Tucked along the southern Cape coast, these vines grow under the moderating breath of the ocean. Cool sea breezes off St Sebastian Bay stretch the ripening season out long and slow, letting the Chardonnay hold onto its bright, natural acidity rather than baking into something flabby. The limestone-rich, high-pH soils push a chalky, saline thread through the fruit. The result is a white with lift and tension, a wine that tastes of where it comes from and gains depth with a few years in bottle.
Lovely now for its freshness, but the high mineral content from these limestone soils tends to unfold further with a few years in bottle. Keep a bottle or two for two to four years and expect the saline, chalky character to deepen and the texture to round out.
The vineyards sit on almost pure limestone with an unusually high pH and a remarkable mineral content, a rare canvas for South African Chardonnay. Those natural salts in the soil thread a delicate, chalky minerality through the wine and prime the palate beautifully. Just a stone's throw from St Sebastian Bay, the vines battle fierce coastal elements, and that struggle is exactly what gives the fruit its singular character and fine, lively structure.
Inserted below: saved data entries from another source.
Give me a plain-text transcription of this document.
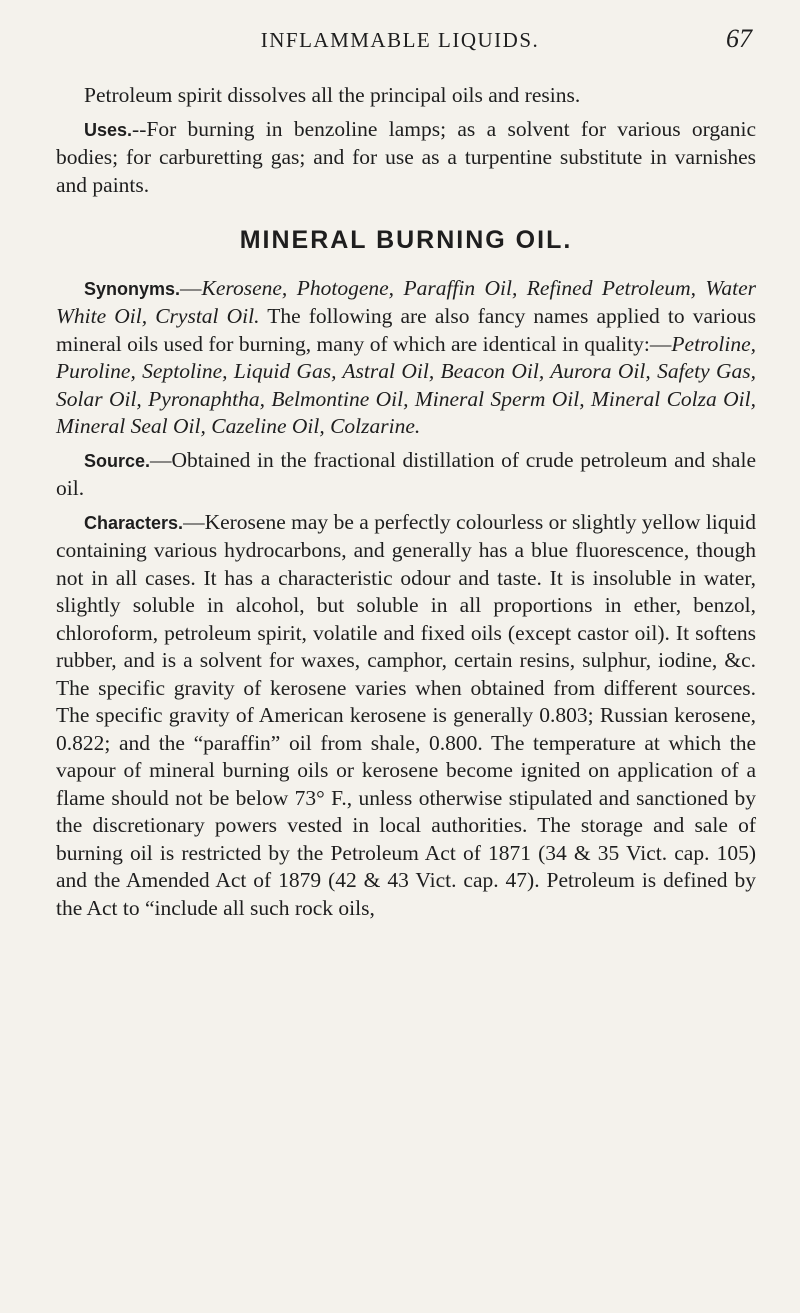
INFLAMMABLE LIQUIDS.	67

Petroleum spirit dissolves all the principal oils and resins.

Uses.--For burning in benzoline lamps; as a solvent for various organic bodies; for carburetting gas; and for use as a turpentine substitute in varnishes and paints.

MINERAL BURNING OIL.

Synonyms.—Kerosene, Photogene, Paraffin Oil, Refined Petroleum, Water White Oil, Crystal Oil. The following are also fancy names applied to various mineral oils used for burning, many of which are identical in quality:—Petroline, Puroline, Septoline, Liquid Gas, Astral Oil, Beacon Oil, Aurora Oil, Safety Gas, Solar Oil, Pyronaphtha, Belmontine Oil, Mineral Sperm Oil, Mineral Colza Oil, Mineral Seal Oil, Cazeline Oil, Colzarine.

Source.—Obtained in the fractional distillation of crude petroleum and shale oil.

Characters.—Kerosene may be a perfectly colourless or slightly yellow liquid containing various hydrocarbons, and generally has a blue fluorescence, though not in all cases. It has a characteristic odour and taste. It is insoluble in water, slightly soluble in alcohol, but soluble in all proportions in ether, benzol, chloroform, petroleum spirit, volatile and fixed oils (except castor oil). It softens rubber, and is a solvent for waxes, camphor, certain resins, sulphur, iodine, &c. The specific gravity of kerosene varies when obtained from different sources. The specific gravity of American kerosene is generally 0.803; Russian kerosene, 0.822; and the “paraffin” oil from shale, 0.800. The temperature at which the vapour of mineral burning oils or kerosene become ignited on application of a flame should not be below 73° F., unless otherwise stipulated and sanctioned by the discretionary powers vested in local authorities. The storage and sale of burning oil is restricted by the Petroleum Act of 1871 (34 & 35 Vict. cap. 105) and the Amended Act of 1879 (42 & 43 Vict. cap. 47). Petroleum is defined by the Act to “include all such rock oils,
The guiding idea here is restraint. With fruit grown in almost pure limestone, the team treats it gently, letting the soil's mineral signature do the talking rather than burying it under heavy winemaking. Oak is used with a light hand, just enough to lend a soft almond-biscotti warmth and a whisper of texture without smothering the elder flower and lime-blossom lift. The minerality genuinely rewards patience, revealing more of itself after time in the bottle, so the wine is built to evolve rather than shout.
Le Domaine draws its fruit from vineyards scattered across the Western Cape, from coastal sites cooled by Atlantic breezes to warmer inland slopes, all planted between 50 and 300 metres above sea level. This broad sourcing is deliberate. By blending components from different microclimates, the cellar builds a consistent house style that balances the crisp acidity of cooler sites with the ripe generosity of warmer ones. It's the Western Cape's extraordinary diversity captured in a single glass.
Baleia
Baleia is a true one-off. It is the only winery on the Lower Duiwenhoks river at Vermaaklikheid, a remote and unspoilt pocket of the southern Cape coast where almost nobody else has thought to plant vines. The Joubert family established it in 2009, drawn by the Mediterranean climate and a stretch of rare limestone soil, and built their whole philosophy around it: living soils, strong roots, healthy vines, fruit that honestly reflects its place. Baleia is Portuguese for whale, a nod to St Sebastian Bay, the whale nursery on their doorstep, and those striking labels carry that story. This is wine made by people chasing harmony with a wild landscape, not chasing trends.